Inspired by the experience of my immigrant parents, this semester I completed an internship at Hernandez Immigration Law (HIL) in Downtown Walla Walla. Understanding the weight of the work I would be handling, I anticipated very high expectations from my supervisors. Although this was still true, I was lucky that HIL offered a unique experience that allowed me to easily immerse myself within the law office. Wendy Hernandez, HIL’s head attorney, organized a passionate team of individuals that have personal experience with the immigration process and/or are locals familiar with the experiences of Walla Walla’s immigrants. Knowing this, clients feel more comfortable and confident about the assistance they receive at HIL throughout the rigorous process. By being part of this team I, too, found a sense of comfort and pride in knowing that we were offering the highest quality of work that we could. Another notable aspect was the office culture. Wendy explained that she wanted the office to be a learning space for both interns and her team of paralegals. In order to promote an interactive culture, the office is maintained in an open space. Other than the private rooms used to discuss a client’s case during a consultation, there are no cubicles or separate offices that divide the paralegals or Wendy. Because of this, I was able to freely ask questions about the firm’s practices and explore different types of cases.

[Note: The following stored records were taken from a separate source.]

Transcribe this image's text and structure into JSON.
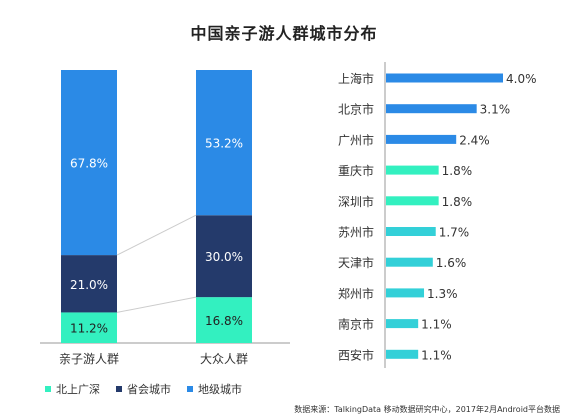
{
  "title": "中国亲子游人群城市分布",
  "source": "数据来源：TalkingData 移动数据研究中心，2017年2月Android平台数据",
  "chart_data": [
    {
      "type": "bar",
      "subtype": "stacked-100",
      "categories": [
        "亲子游人群",
        "大众人群"
      ],
      "series": [
        {
          "name": "北上广深",
          "color": "#33f0c0",
          "values": [
            11.2,
            16.8
          ],
          "labels": [
            "11.2%",
            "16.8%"
          ]
        },
        {
          "name": "省会城市",
          "color": "#243a6b",
          "values": [
            21.0,
            30.0
          ],
          "labels": [
            "21.0%",
            "30.0%"
          ]
        },
        {
          "name": "地级城市",
          "color": "#2b8ae6",
          "values": [
            67.8,
            53.2
          ],
          "labels": [
            "67.8%",
            "53.2%"
          ]
        }
      ],
      "ylim": [
        0,
        100
      ],
      "legend_position": "bottom"
    },
    {
      "type": "bar",
      "orientation": "horizontal",
      "categories": [
        "上海市",
        "北京市",
        "广州市",
        "重庆市",
        "深圳市",
        "苏州市",
        "天津市",
        "郑州市",
        "南京市",
        "西安市"
      ],
      "values": [
        4.0,
        3.1,
        2.4,
        1.8,
        1.8,
        1.7,
        1.6,
        1.3,
        1.1,
        1.1
      ],
      "labels": [
        "4.0%",
        "3.1%",
        "2.4%",
        "1.8%",
        "1.8%",
        "1.7%",
        "1.6%",
        "1.3%",
        "1.1%",
        "1.1%"
      ],
      "colors": [
        "#2b8ae6",
        "#2b8ae6",
        "#2b8ae6",
        "#33f0c0",
        "#33f0c0",
        "#33d0d8",
        "#33d0d8",
        "#33d0d8",
        "#33d0d8",
        "#33d0d8"
      ],
      "xlim": [
        0,
        4.0
      ]
    }
  ]
}
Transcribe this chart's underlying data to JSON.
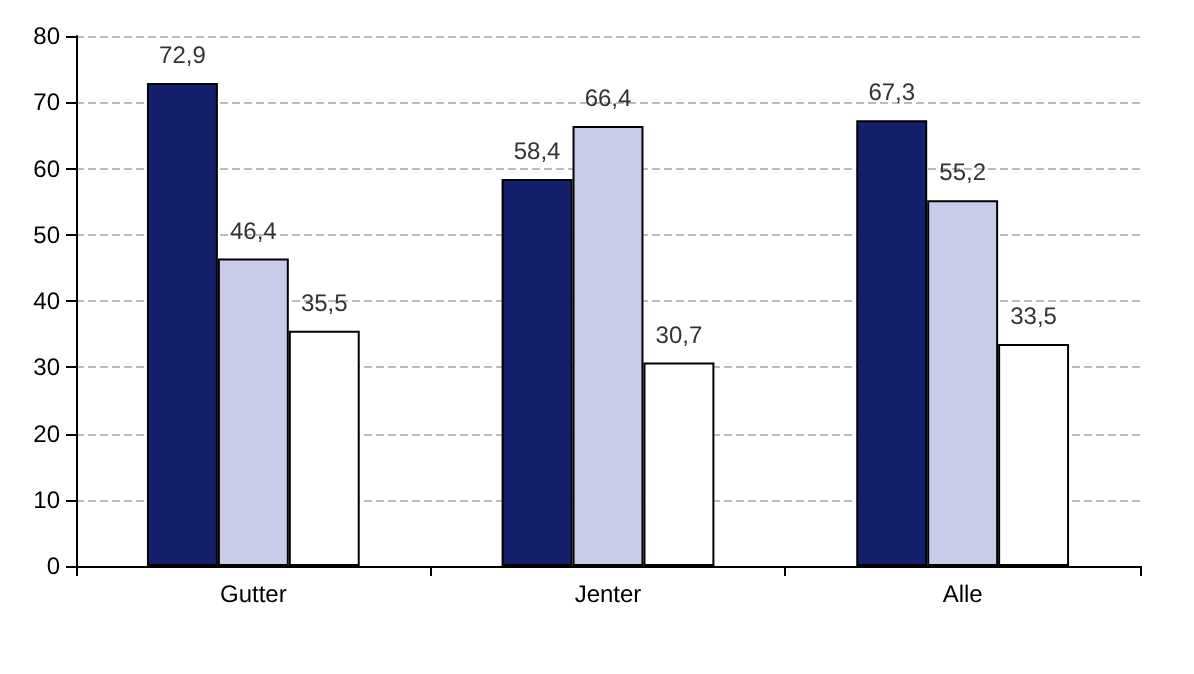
{
  "chart_data": {
    "type": "bar",
    "categories": [
      "Gutter",
      "Jenter",
      "Alle"
    ],
    "series": [
      {
        "color": "#14206b",
        "values": [
          72.9,
          58.4,
          67.3
        ],
        "value_labels": [
          "72,9",
          "58,4",
          "67,3"
        ]
      },
      {
        "color": "#c8cce8",
        "values": [
          46.4,
          66.4,
          55.2
        ],
        "value_labels": [
          "46,4",
          "66,4",
          "55,2"
        ]
      },
      {
        "color": "#ffffff",
        "values": [
          35.5,
          30.7,
          33.5
        ],
        "value_labels": [
          "35,5",
          "30,7",
          "33,5"
        ]
      }
    ],
    "ylim": [
      0,
      80
    ],
    "yticks": [
      0,
      10,
      20,
      30,
      40,
      50,
      60,
      70,
      80
    ],
    "grid": "y"
  }
}
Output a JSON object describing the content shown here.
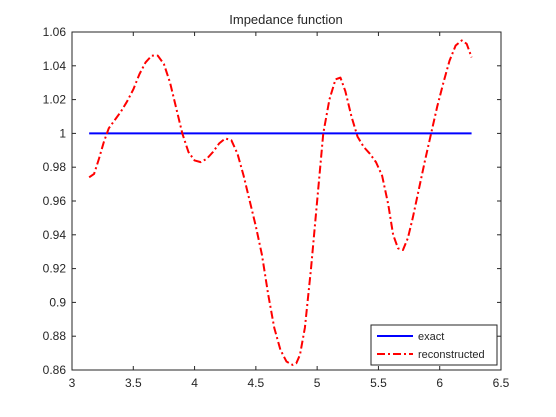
{
  "chart_data": {
    "type": "line",
    "title": "Impedance function",
    "xlabel": "",
    "ylabel": "",
    "xlim": [
      3,
      6.5
    ],
    "ylim": [
      0.86,
      1.06
    ],
    "xticks": [
      3,
      3.5,
      4,
      4.5,
      5,
      5.5,
      6,
      6.5
    ],
    "yticks": [
      0.86,
      0.88,
      0.9,
      0.92,
      0.94,
      0.96,
      0.98,
      1,
      1.02,
      1.04,
      1.06
    ],
    "xtick_labels": [
      "3",
      "3.5",
      "4",
      "4.5",
      "5",
      "5.5",
      "6",
      "6.5"
    ],
    "ytick_labels": [
      "0.86",
      "0.88",
      "0.9",
      "0.92",
      "0.94",
      "0.96",
      "0.98",
      "1",
      "1.02",
      "1.04",
      "1.06"
    ],
    "grid": false,
    "legend_position": "bottom-right",
    "series": [
      {
        "name": "exact",
        "color": "#0000ff",
        "style": "solid",
        "x": [
          3.14,
          6.26
        ],
        "y": [
          1.0,
          1.0
        ]
      },
      {
        "name": "reconstructed",
        "color": "#ff0000",
        "style": "dashdot",
        "x": [
          3.14,
          3.18,
          3.22,
          3.26,
          3.3,
          3.35,
          3.4,
          3.45,
          3.5,
          3.55,
          3.6,
          3.65,
          3.7,
          3.75,
          3.8,
          3.85,
          3.9,
          3.95,
          4.0,
          4.05,
          4.1,
          4.15,
          4.2,
          4.25,
          4.3,
          4.35,
          4.4,
          4.45,
          4.5,
          4.55,
          4.6,
          4.65,
          4.7,
          4.75,
          4.8,
          4.83,
          4.86,
          4.9,
          4.95,
          5.0,
          5.05,
          5.1,
          5.15,
          5.19,
          5.23,
          5.28,
          5.33,
          5.38,
          5.43,
          5.48,
          5.53,
          5.58,
          5.62,
          5.66,
          5.7,
          5.74,
          5.78,
          5.83,
          5.88,
          5.93,
          5.98,
          6.03,
          6.08,
          6.13,
          6.18,
          6.22,
          6.26
        ],
        "y": [
          0.974,
          0.976,
          0.985,
          0.995,
          1.003,
          1.008,
          1.013,
          1.019,
          1.026,
          1.035,
          1.042,
          1.046,
          1.046,
          1.041,
          1.03,
          1.015,
          1.0,
          0.989,
          0.984,
          0.983,
          0.985,
          0.989,
          0.994,
          0.997,
          0.996,
          0.988,
          0.975,
          0.96,
          0.945,
          0.928,
          0.905,
          0.885,
          0.872,
          0.865,
          0.863,
          0.864,
          0.869,
          0.885,
          0.92,
          0.96,
          1.0,
          1.02,
          1.032,
          1.033,
          1.025,
          1.01,
          0.998,
          0.992,
          0.988,
          0.983,
          0.975,
          0.958,
          0.94,
          0.932,
          0.931,
          0.938,
          0.95,
          0.967,
          0.984,
          1.0,
          1.016,
          1.03,
          1.043,
          1.052,
          1.055,
          1.053,
          1.045
        ]
      }
    ]
  }
}
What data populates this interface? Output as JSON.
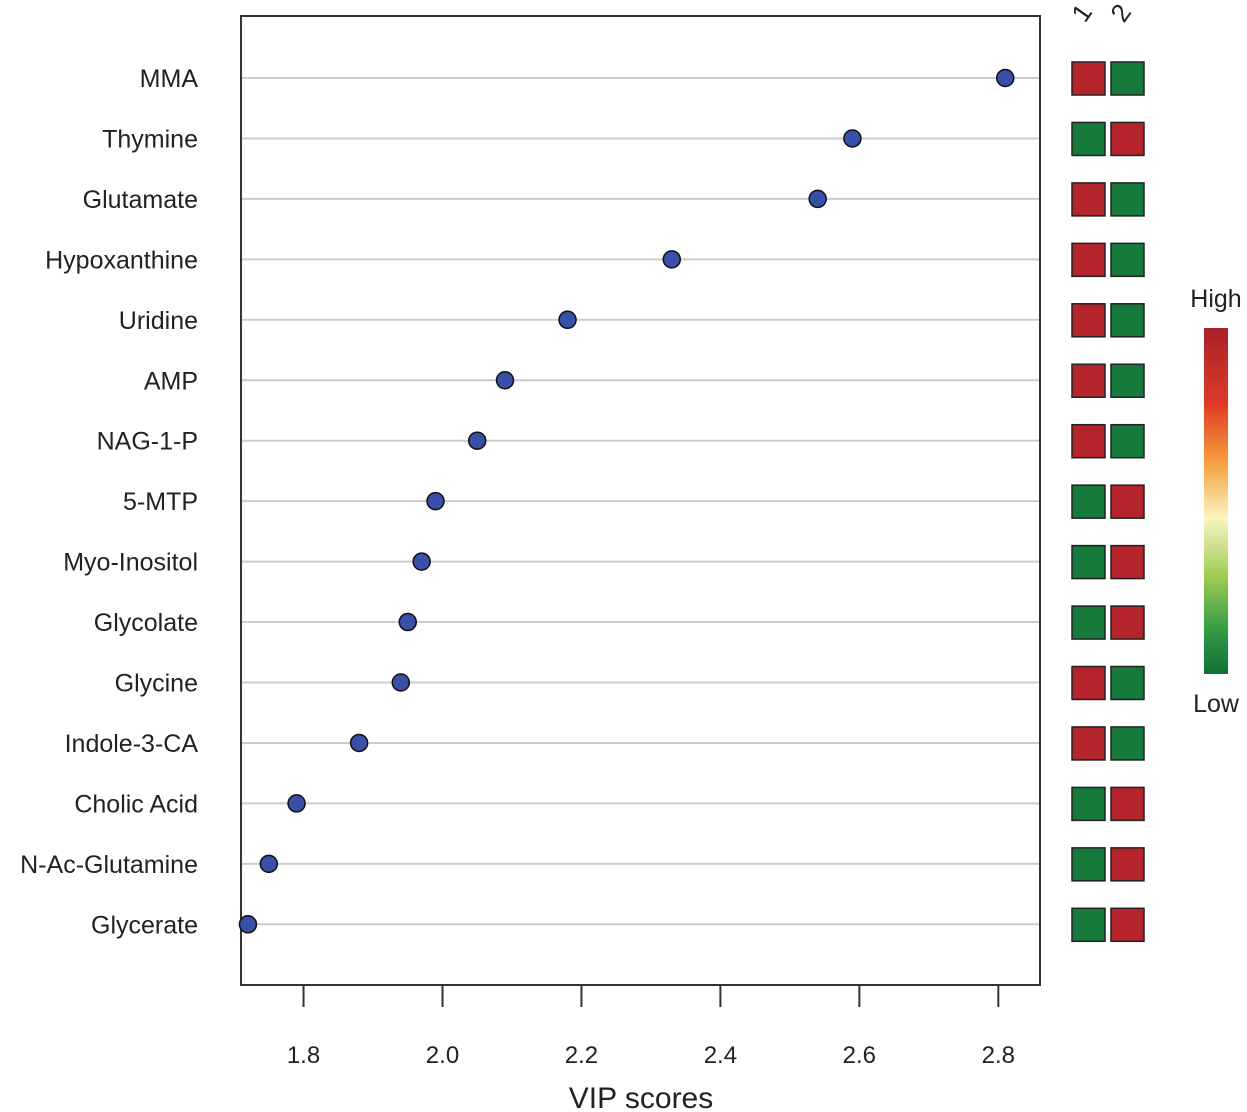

Since Walla Walla has a large Hispanic immigrant population, I found comfort in being exposed to Spanish-speaking clients that reminded me of home back in LA. However, I realized that I had never heard Spanish in such sad and frightened tones. Starting this internship I was excited to work with a team that made a positive impact in the lives of marginalized groups, but the reality of the difficulties for immigrants to gain legal status became apparent quickly. As I began to understand immigration policy, I found that it is not uncommon to receive clients that are ineligible to apply for legal status. This is usually because clients might have been charged with a misdemeanor or might have already been detained by immigration prior to filing their case. If eligible, the process is long and highly demanding which sometimes dissuades clients from completing it. Part of the application requires proper documentation that proves presence in the US for specific dates that the applicant must scramble to look for. Although there are application waivers that could help ease some of the financial burden of the process, there are still some clients that cannot afford to pay the attorney or at least delay the process further while they save up that money.
Delving into these cases can be emotionally draining; however I continue to appreciate the work that is being done by HIL. By starting her own law firm in Walla Walla, Wendy has made it more accessible for local immigrants to receive help. In order to minimize the burdens of applying, Wendy does her best to be flexible with fees through payment plans. HIL goes out of its way to maximize the amount of immigrants receiving legal status. I am humbled by the HIL team that continues offering a sense of security in the lives of those who already come from backgrounds fraught with adversity. Although the recent election of Donald Trump further complicates immigration policy, the realities of immigrants remain difficult. Therefore, I look forward to continuing my work at HIL in seeking new ways to assist US immigrants.